Dengan tubuh Riselia masih dalam genggamannya, Void Lord berlari ke arah Leonis. Anak itu menggertakkan giginya. Apakah dia menembak? Tidak, ada kemungkinan dia akan memukul Riselia. Jika dia sama terampilnya dengan Regina, dia mungkin bisa menyerang target yang bergerak di kepalanya, tapi…
Tapi tiba-tiba.
Beberapa bayangan raksasa meledak ke dalam pertempuran mereka dan bergulat dengan Swordmaster yang maju.
“…Apa?!”
Mereka adalah Void raksasa dari Kota Tua. Mereka mengerumuni Shardark dan, dengan niat yang jelas, mulai menyerangnya.
“Grohhhhhhhh…!”
Pahlawan kekosongan menggunakan delapan tangannya untuk mengayunkan senjatanya, membantai Void. Namun, gangguan itu berhasil membuatnya tetap di tempatnya.
Begitulah kegigihan mereka yang ingin membalas dendam atas tanah air mereka yang hancur. Sekarang Leonis punya kesempatan.
Dia menarik pelatuk Pedang Sucinya, dan seberkas cahaya mengenai Shardark tepat di antara kedua matanya—
Retakan…
—Menyebabkan retakan kecil terbentuk di dahi Shardark.
Retak… Retak… Retak…!
Itu berkembang pesat untuk menutupi seluruh tubuh Void Lord. Lengan Shardark sepenuhnya diambil alih oleh celah, dan Riselia jatuh ke tanah.
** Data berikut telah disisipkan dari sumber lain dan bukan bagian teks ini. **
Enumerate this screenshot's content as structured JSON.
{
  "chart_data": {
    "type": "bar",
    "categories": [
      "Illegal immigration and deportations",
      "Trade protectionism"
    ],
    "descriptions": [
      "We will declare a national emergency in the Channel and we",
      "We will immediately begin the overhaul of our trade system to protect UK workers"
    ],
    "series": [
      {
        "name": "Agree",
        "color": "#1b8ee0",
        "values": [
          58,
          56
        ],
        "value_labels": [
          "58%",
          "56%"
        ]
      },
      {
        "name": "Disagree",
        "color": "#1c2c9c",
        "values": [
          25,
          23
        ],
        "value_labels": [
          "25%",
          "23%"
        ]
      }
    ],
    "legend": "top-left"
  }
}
“…Nona Selia!” Leonis memanggil saat dia pingsan.
Dengan semua Mana-nya habis, dia tidak bisa tetap berdiri.
“…Betapa…menyesalkan…Dewi…kapal…di dalam…peganganku…”
Shardark mengulurkan tangan ke arah Riselia, tetapi tangan itu terlepas.
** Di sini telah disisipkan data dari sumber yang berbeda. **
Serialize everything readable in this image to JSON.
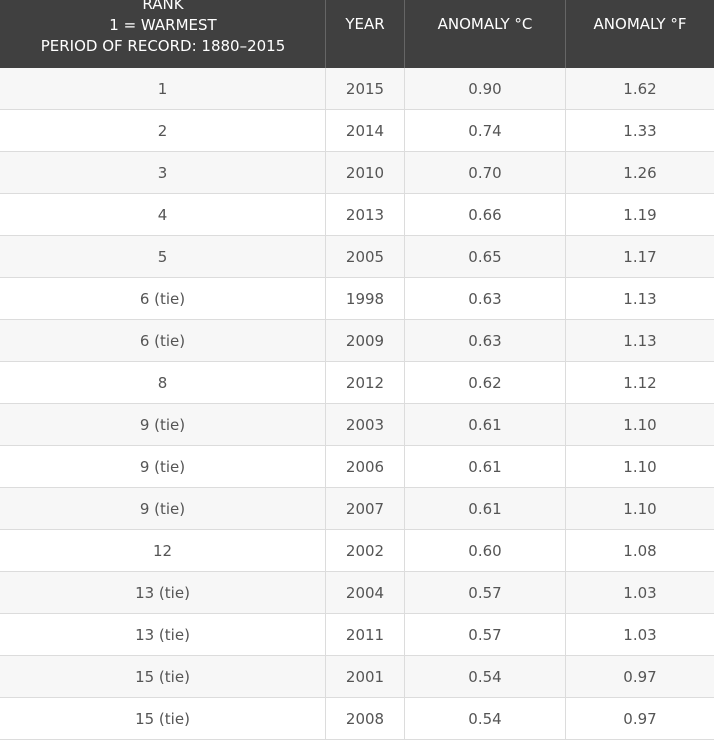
{
  "table": {
    "header": {
      "rank": [
        "RANK",
        "1 = WARMEST",
        "PERIOD OF RECORD: 1880–2015"
      ],
      "year": "YEAR",
      "anomaly_c": "ANOMALY °C",
      "anomaly_f": "ANOMALY °F"
    },
    "rows": [
      [
        "1",
        "2015",
        "0.90",
        "1.62"
      ],
      [
        "2",
        "2014",
        "0.74",
        "1.33"
      ],
      [
        "3",
        "2010",
        "0.70",
        "1.26"
      ],
      [
        "4",
        "2013",
        "0.66",
        "1.19"
      ],
      [
        "5",
        "2005",
        "0.65",
        "1.17"
      ],
      [
        "6 (tie)",
        "1998",
        "0.63",
        "1.13"
      ],
      [
        "6 (tie)",
        "2009",
        "0.63",
        "1.13"
      ],
      [
        "8",
        "2012",
        "0.62",
        "1.12"
      ],
      [
        "9 (tie)",
        "2003",
        "0.61",
        "1.10"
      ],
      [
        "9 (tie)",
        "2006",
        "0.61",
        "1.10"
      ],
      [
        "9 (tie)",
        "2007",
        "0.61",
        "1.10"
      ],
      [
        "12",
        "2002",
        "0.60",
        "1.08"
      ],
      [
        "13 (tie)",
        "2004",
        "0.57",
        "1.03"
      ],
      [
        "13 (tie)",
        "2011",
        "0.57",
        "1.03"
      ],
      [
        "15 (tie)",
        "2001",
        "0.54",
        "0.97"
      ],
      [
        "15 (tie)",
        "2008",
        "0.54",
        "0.97"
      ]
    ]
  }
}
Kapal…? Apa yang dia katakan?!
“Grohhhhh… Grohhhhhh… Grohhhhhhhhhhh…!”
Pahlawan yang telah ditelan oleh kehampaan melolong cukup keras untuk mengguncang gedung-gedung yang runtuh. Fraktur menyalip tubuhnya, mendistorsi ruang di sekitarnya.
Swordmaster of the Six Heroes, masih berjuang melawan Void yang menahannya, menghilang ke dalam sobekan di angkasa.